Pub: SYDNEY MORNING HERALD
Pubdate: 06-Feb-1996
Edition: Late
Section: NEWS AND FEATURES
Subsection: Arts
Page: 16
Wordcount: 772
Are the ’60s worth saving?
Architecture
E M Farrelly
AND while we’re on the subject of heritage, here’s an even tougher question. Since there won’t be any heritage to squabble over unless some buildings of each generation are allowed to survive their unlovely adolescence – too old to be fashionable, too young to be sainted – how many ’60s office buildings are we inclined to preserve? And who’s to say?
Traditionally, we leave neglect to do the weeding. Just as neglect obliterates some, it protects others. It’s random, roughly speaking, but, unlike most shop-bought heritage systems, it is effective. Neglect is weeding our city even as we speak.
The ’60s were a fecund time for office buildings in Sydney. Over 20 years almost nothing had been built in the city. Suddenly, as postwar prosperity and modernist optimism combined to toss off the statutory 150-foot height limit that had blanketed the State for 45 years, towers sprouted everywhere.
Now those same bright-eyed buildings are themselves ready for the hammer.
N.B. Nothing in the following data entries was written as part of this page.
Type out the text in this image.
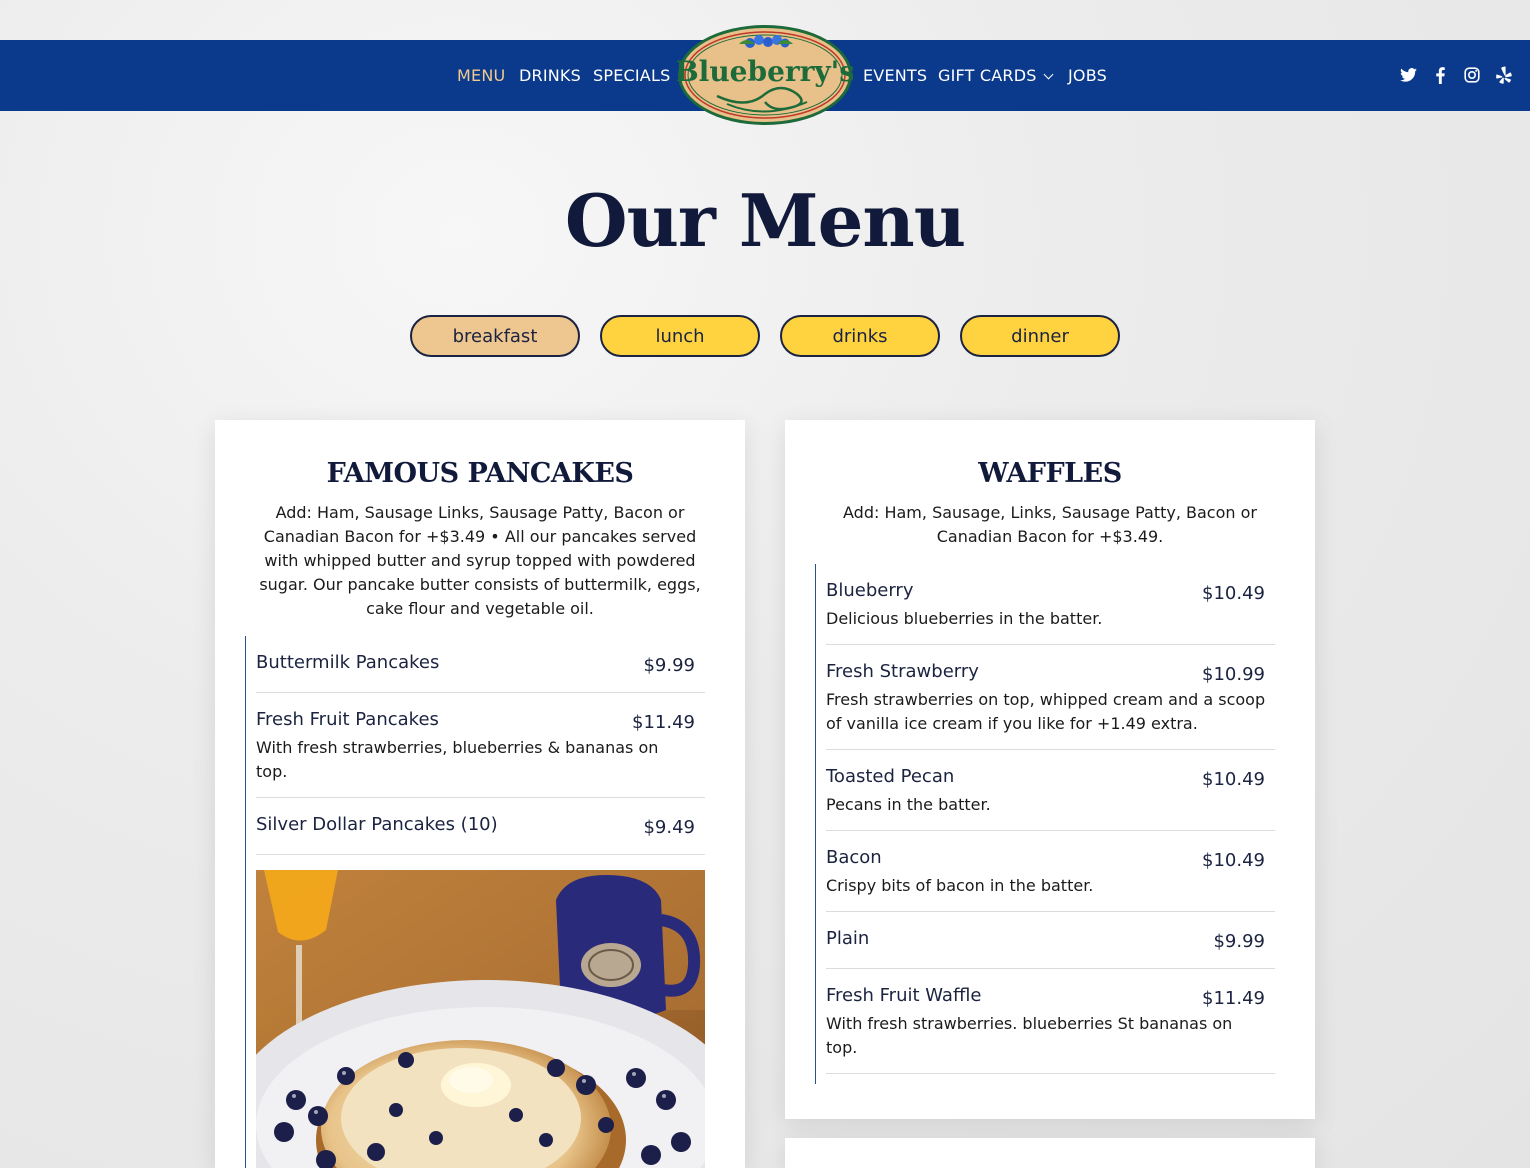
MENU DRINKS SPECIALS	EVENTS GIFT CARDS	JOBS
Blueberry's
Our Menu
breakfast	lunch	drinks	dinner
FAMOUS PANCAKES

Add: Ham, Sausage Links, Sausage Patty, Bacon or Canadian Bacon for +$3.49 • All our pancakes served with whipped butter and syrup topped with powdered sugar. Our pancake butter consists of buttermilk, eggs, cake flour and vegetable oil.

Buttermilk Pancakes	$9.99
Fresh Fruit Pancakes	$11.49

With fresh strawberries, blueberries & bananas on top.

Silver Dollar Pancakes (10)	$9.49
WAFFLES

Add: Ham, Sausage, Links, Sausage Patty, Bacon or Canadian Bacon for +$3.49.

Blueberry	$10.49

Delicious blueberries in the batter.

Fresh Strawberry	$10.99

Fresh strawberries on top, whipped cream and a scoop of vanilla ice cream if you like for +1.49 extra.

Toasted Pecan	$10.49

Pecans in the batter.

Bacon	$10.49

Crispy bits of bacon in the batter.

Plain	$9.99
Fresh Fruit Waffle	$11.49

With fresh strawberries. blueberries St bananas on top.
Some (such as Seidler’s Lend Lease House at the Quay, and Walter Bunning’s much-admired Liner House in Bridge Street) have gone; a few, like the IBM building at the stem of the Bradfield Highway, are sufficiently slim and permeable for conversion to apartments; still others, in these chastened times, are simply being tarted up, in the hope of magically doubling their design-life.
Central Square in Hay Street (near the Capitol), is a good example. Having been sold by the City Council with a height encumbrance to prevent overshadowing of Belmore Park, Central Square has moved from semi-forlorn to smartish, thanks to a soothing poultice of black granite and designer coffees liberally applied around the base. No bad thing either, in this part of town.
An uptown, if less convincing, instance is the old P&O building, now 55 Hunter Street. Originally quite a strong design by Powell Mansfield and Maclurcan (1964), the P&O has gone black granite in the grand manner, complete with fountains and foyer-art.
And there are more. The old Sydney County Council building is in the throes of a full facial, and even the sour-faced McKell building, at the nether end of George Street, has had its teeth done, replaced by the revolving stainless variety.
Cosmetic the surgery may be – and admittedly it seldom extends beyond the foyer – but it’s not all just nip and tuck. What is being attempted here, as often as not, is a genetic makeover, a bold reversal of what the buildings stood for, in architectural terms: above all, the reinstatement of front – front door, facade, address.
For the true moderns, the very word facade was an offence against democracy. Front doors, no longer to be celebrated, were disguised as fire exits and tucked in beside the car park exhaust, or ironed into the ruthless Cartesian plane.
This stuff can be hard to remedy. It’ll take more than smart doors to disguise the fact that the McKell building’s great entrance stair takes you grandly sideways into a sheer concrete wall. Even two of our ’60s classics, our most revered, and hated, modern towers, suffer from precisely this. Both the State Office Block (1967) and the American Express tower (1976), loved by the profession and rather less well by the public, had great difficulty with the front thing.
Both were very exciting buildings in their time and both are still capable of generating controversy, despite being now a bit sad and sorely in need of something. It happens to icons; the more vividly they embody the heroisms and blindnesses of their time, the harder they fall.
For they were heroic in their way. The State Office Block, designed by Ken Woolley for the Government Architect, brought Sydney’s so-called nuts and berries aesthetic to high-rise design, and as such is as much a homage to Alvar Aalto, the Finnish master of light and fine materials, as to the usual, more threadbare gods of corporate design.
Woolley’s confident manipulation of light and shadow to invigorate the building’s skin, in those curtain-wall times, his use of bronze – bronze! – cladding, and his gossamer glass skin encasing the core, all bespeak a poetic feel for material rarely spied in office buildings, then or now. The interiors – of the old premier’s wing, for instance – carry the same anachronistic conviction as to the enriching value of real materials.
What can be done, though, with a building whose lift core is so tight you feel as if you came the back way by accident and whose several front doors are all equally invisible? View or no view, it ain’t going to enthral the punters.
Ditto John Andrews’s King George (Amex) Tower. All those external sun-shades, expressed loo-with-a-view towers and levels peeling away from the street just seemed so damn brave, at the time. Spiffy, even. Smart. Try nowadays, though, to explain the rationale for a triangular building on a square street corner, with sunglasses facing south. Or try explaining to your regular building user why you can’t just walk in off the street, but must approach diagonally, and still can’t find the lifts.
Say it’s dated – those arched lift doors, that whiff of Barbarella – or say it is emphatically of its time. But you can’t say it’s not memorable. The question is, what happens next? If you thought the battle to revitalise a seven-storey Victorian building was bloody, you ain’t seen nothin’ yet.